Alright two. Two firsts. But they were big firsts, alright?
One of these was my first ever attempt at moderating a panel. Those of you who read yesterday's post know that this panel was:
Transport and Armament in the Ancient and Medieval World or The "I Geek Out Over Celtic Studies Stuff... Again" Panel
It was fantastic. Panellists Ariel Bolton, Evan May, and Jean-Louis Trudel were wonderful, knowledgeable and generous speakers and the information they managed impart was fiercely fascinating.
I hope I was a worthy moderator.
Unsurprisingly for anyone who knows me, I was petrified. Equally as unsurprisingly, I started off with a very difficult question, throwing everyone for a loop. I tried as moderator to focus on the topic in a way that would help writers and aspiring writers, talking about things to bear in mind when researching for fiction, writing and so forth.
I think the discussion was incredibly interesting... but I'm biased because I find the topic fiercely interesting.
I'm still quite unsure about my performance as a moderator, but It was a great panel.
Moderating is one of those skills that I feel I need to acquire in order to grow professionally. That said, I did resist being a moderator this year. I didn't feel I was equal to the task.
Much research went into what makes a good panel moderator, and though I did try to follow their very good advice, I felt woefully unprepared. That was pretty much how I felt the entire weekend, however.
Some things I learnt while moderating:
- Sometimes conversation dies at the very beginning of a panel. You need at least five questions planned to keep the conversation moving.
- BRING A PAD AND PEN. Sometimes speakers say something or touch on something briefly that is well worth exploring further. JOT THAT SHIT DOWN!

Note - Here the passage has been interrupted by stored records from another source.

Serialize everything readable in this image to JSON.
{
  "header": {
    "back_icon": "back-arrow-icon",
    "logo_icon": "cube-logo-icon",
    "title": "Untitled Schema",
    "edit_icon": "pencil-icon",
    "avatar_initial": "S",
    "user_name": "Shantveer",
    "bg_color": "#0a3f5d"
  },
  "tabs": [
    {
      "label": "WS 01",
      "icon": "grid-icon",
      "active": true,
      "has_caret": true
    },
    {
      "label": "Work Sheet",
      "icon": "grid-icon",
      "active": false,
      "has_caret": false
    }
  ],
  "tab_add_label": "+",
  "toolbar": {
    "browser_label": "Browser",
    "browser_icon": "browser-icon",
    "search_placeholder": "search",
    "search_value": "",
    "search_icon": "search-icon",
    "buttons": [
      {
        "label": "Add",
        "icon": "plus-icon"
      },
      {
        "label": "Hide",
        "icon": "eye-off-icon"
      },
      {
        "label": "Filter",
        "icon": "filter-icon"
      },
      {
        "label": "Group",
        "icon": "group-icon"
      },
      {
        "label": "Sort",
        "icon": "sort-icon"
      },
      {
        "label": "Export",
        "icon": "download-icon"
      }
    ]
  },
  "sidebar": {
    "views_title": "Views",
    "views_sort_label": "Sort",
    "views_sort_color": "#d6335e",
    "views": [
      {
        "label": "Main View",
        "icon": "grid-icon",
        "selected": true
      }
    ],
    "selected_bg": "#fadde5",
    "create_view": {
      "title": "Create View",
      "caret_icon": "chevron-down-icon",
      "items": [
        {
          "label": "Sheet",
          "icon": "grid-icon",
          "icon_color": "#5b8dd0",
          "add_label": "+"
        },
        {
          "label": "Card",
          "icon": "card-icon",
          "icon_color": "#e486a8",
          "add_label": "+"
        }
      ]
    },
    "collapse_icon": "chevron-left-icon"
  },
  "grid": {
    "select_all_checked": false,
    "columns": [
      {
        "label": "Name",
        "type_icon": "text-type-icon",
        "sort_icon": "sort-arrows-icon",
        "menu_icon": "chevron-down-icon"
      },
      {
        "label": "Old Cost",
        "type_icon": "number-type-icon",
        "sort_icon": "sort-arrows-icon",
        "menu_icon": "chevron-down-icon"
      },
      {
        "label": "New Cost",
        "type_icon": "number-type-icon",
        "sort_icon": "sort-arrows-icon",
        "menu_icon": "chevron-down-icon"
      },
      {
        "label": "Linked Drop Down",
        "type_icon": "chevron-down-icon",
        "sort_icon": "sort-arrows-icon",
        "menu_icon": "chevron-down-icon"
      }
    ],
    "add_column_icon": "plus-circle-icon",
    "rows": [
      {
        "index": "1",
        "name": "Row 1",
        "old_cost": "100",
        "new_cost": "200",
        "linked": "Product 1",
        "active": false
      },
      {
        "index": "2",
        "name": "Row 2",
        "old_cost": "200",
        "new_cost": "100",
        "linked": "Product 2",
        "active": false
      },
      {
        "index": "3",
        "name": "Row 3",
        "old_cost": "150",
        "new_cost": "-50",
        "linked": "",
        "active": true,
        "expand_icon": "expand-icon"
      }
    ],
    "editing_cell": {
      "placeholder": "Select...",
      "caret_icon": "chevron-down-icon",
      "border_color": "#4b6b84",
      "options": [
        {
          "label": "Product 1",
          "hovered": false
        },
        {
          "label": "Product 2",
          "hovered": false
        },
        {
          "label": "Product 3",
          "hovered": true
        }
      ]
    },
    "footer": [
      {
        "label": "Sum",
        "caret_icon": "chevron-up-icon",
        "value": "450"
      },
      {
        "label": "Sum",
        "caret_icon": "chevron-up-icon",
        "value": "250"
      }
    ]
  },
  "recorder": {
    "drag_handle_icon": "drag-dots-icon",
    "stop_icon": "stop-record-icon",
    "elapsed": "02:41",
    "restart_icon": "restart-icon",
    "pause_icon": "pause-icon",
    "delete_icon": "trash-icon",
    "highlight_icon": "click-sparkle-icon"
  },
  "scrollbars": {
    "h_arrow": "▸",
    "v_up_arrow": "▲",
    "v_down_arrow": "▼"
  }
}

- It's okay to jump in with extra information every once in a while, but your job is to guide the conversation, not dominate it (fingers crossed my geek outs were kept to a minimum).
- Audience questions are your friend!
- Respect is key. Show it. Enforce it.
And that's everything I can think of right now.
It is impossible for me to have an objective view of my performance, so I'll leave it up to the audience and panellists decide.
Would I do it again? Yes. Would I be good at it? Eeeeeeeeh.... I mean, I couldn't be worse, and practice does make perfect!
Tomorrow I'll be blogging about my pitching sessions. Oh, pitching...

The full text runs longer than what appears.